Stacking fault energy and creep mechanism of a single-crystal nickel-based superalloy

The stacking fault energy and creep mechanism of a single-crystal nickel-based superalloy at different temperatures were studied. The results showed that the stacking fault energy increased with the increase in temperature, and element Ru greatly reduced the stacking fault energy compared with other elements in the alloy. The creep mechanism of the alloy was a < 110 > super-dislocation shearing into the gamma ' phase below 850 degrees C, and the super-dislocation could be decomposed into the configuration of (a/3) < 112 > partial dislocations plus super-lattice intrinsic stacking fault. The resistance of the dislocation decomposition increased during creep above 850 degrees C, the a < 110 > super-dislocation did not decompose when it cut into the gamma ' phase along the {111} plane.

Automated summary

This study investigated the stacking fault energy and creep mechanism of a single-crystal nickel-based superalloy at different temperatures.
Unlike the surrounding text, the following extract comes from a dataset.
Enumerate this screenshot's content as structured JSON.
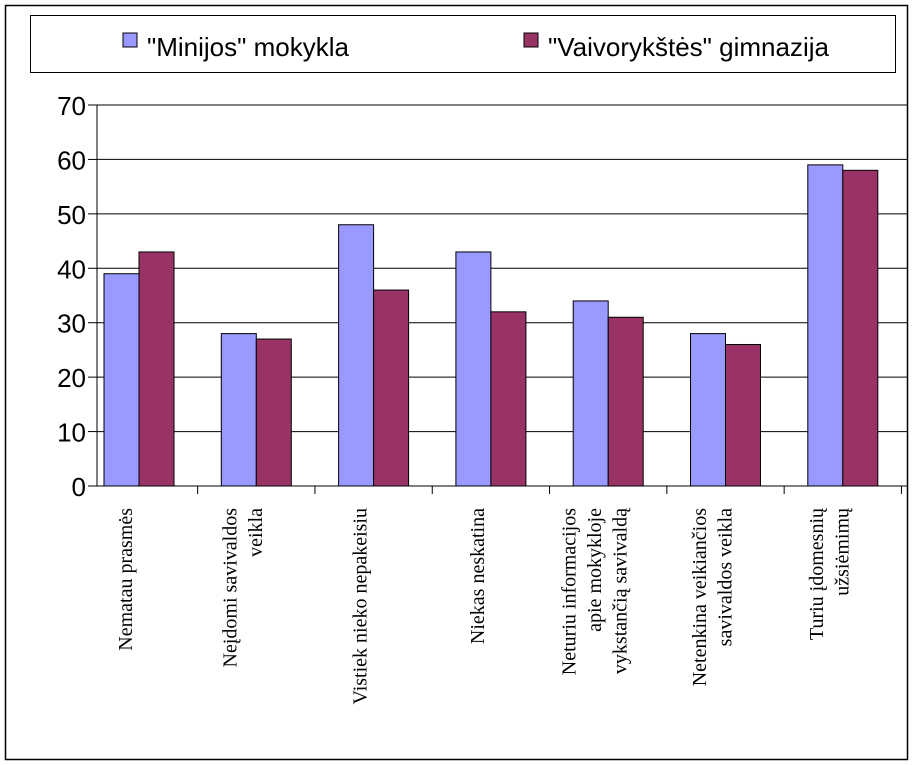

The results revealed that the stacking fault energy increased with temperature and that the presence of element Ru significantly reduced the stacking fault energy compared to other elements in the alloy. The creep mechanism involved <110> super-dislocation shearing into the gamma ' phase below 850 degrees C, which could be decomposed into (a/3) <112> partial dislocations and super-lattice intrinsic stacking fault. However, above 850 degrees C, the resistance to dislocation decomposition increased, and the a <110> super-dislocation did not decompose when it cut into the gamma ' phase along the {111} plane.